Law School Case Brief
Stroud v. Grace - 606 A.2d 75 (Del. 1992)
Where one challenges the validity of a shareholder vote by claiming inadequate disclosure of confidential financial information in connection with that vote, the initial burden of proving complete disclosure of material facts relevant to the vote remains with the board of directors. If the board withheld information in these special circumstances, it would still bear the burden of proving that: (1) the withheld information was confidential; and (2) the board only withheld the material confidential information from shareholders, who having been given notice and opportunity, failed to execute a reasonable confidentiality agreement. To ensure maximum flexibility, it is inadvisable to adopt a bright-line test of reasonableness in this context. Certainly confidential information must not otherwise be publicly available. Finally, assuming the defendants meet their burden, the plaintiffs would be required, depending on the applicable standard, to prove that the board is not entitled to the protections of the business judgment rule, or that the challenged transaction was unfair.
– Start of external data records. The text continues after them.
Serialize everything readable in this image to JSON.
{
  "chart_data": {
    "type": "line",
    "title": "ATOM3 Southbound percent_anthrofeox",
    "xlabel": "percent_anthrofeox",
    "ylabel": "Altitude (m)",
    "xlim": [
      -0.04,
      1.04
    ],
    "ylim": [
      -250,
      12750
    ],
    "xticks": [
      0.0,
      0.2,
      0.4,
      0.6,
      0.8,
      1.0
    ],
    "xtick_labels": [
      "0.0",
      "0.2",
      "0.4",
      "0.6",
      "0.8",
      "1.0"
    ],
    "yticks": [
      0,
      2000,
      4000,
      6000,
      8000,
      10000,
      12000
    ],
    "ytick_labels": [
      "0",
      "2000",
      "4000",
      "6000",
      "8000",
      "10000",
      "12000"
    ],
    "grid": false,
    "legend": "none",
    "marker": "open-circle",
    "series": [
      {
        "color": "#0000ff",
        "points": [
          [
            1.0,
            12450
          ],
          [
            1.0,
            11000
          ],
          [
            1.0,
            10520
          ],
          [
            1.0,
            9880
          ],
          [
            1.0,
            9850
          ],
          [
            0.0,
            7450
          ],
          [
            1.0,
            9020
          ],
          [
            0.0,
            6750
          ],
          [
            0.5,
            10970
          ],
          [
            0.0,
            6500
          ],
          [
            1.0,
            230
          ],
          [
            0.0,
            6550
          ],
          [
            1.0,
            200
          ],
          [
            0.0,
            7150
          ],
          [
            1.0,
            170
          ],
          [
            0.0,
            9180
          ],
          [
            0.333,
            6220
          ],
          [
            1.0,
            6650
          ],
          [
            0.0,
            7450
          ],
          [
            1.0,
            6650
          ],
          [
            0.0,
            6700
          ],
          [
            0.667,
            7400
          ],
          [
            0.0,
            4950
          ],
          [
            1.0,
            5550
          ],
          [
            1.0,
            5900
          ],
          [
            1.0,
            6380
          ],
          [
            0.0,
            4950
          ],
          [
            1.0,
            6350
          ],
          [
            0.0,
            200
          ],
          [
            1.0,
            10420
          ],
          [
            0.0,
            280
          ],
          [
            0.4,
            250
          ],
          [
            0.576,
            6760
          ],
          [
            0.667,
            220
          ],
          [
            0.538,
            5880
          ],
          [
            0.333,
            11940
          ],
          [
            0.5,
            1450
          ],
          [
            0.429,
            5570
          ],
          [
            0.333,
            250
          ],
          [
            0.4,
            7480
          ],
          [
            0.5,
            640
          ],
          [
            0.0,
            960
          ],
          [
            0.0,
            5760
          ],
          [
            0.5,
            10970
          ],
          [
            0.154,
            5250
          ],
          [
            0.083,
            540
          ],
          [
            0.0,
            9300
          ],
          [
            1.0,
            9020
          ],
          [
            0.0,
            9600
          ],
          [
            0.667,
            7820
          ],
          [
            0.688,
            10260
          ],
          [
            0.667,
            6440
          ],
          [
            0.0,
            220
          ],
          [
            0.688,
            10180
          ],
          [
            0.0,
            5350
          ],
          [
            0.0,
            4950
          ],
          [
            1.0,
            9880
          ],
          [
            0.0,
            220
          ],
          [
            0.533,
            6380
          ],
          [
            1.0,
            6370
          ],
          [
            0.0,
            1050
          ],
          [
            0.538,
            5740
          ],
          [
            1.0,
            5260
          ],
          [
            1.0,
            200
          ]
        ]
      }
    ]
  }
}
Milliken Enterprises, Inc. (Milliken) was a privately-held Delaware corporation. A series of disputes arose between the corporation and certain of its shareholders, mostly members of the Stroud branch of the Milliken family (Strouds). Plaintiff Strouds brought individual and derivative claims against Milliken and its board of directors (Defendants), alleging that the board breached its fiduciary duties by recommending certain charter amendments to its shareholders (Amendments). The Strouds also contested the adequacy and accuracy of the disclosures the board made to the shareholders in the notice of meeting at which the proposed amendments were to be considered, and also challenged the validity of the amendments and a by-law (By-law 3), which established the procedure for nominating candidates to Milliken's board of directors. The Court of Chancery sua sponte granted summary judgment for the Defendants on all of Strouds' claims but upheld Strouds' attack on By-law 3. Plaintiffs appealed.
Did certain shareholders adequately prove that the amendments to the bylaws were invalidly adopted?
Because the board found no threat to its control and because defendant's shareholders had approved the amendments, the Court found that plaintiffs failed to prove either that the amendments were not properly adopted or that their adoption was the product of fraud, manipulation, or other inequitable conduct. Additionally, without a showing of abuse, the validity of the corporate action in nominating directors under Bylaw 3 had to await actual use. Hence, the Court affirmed the judgment granting defendant’s motion for summary judgment.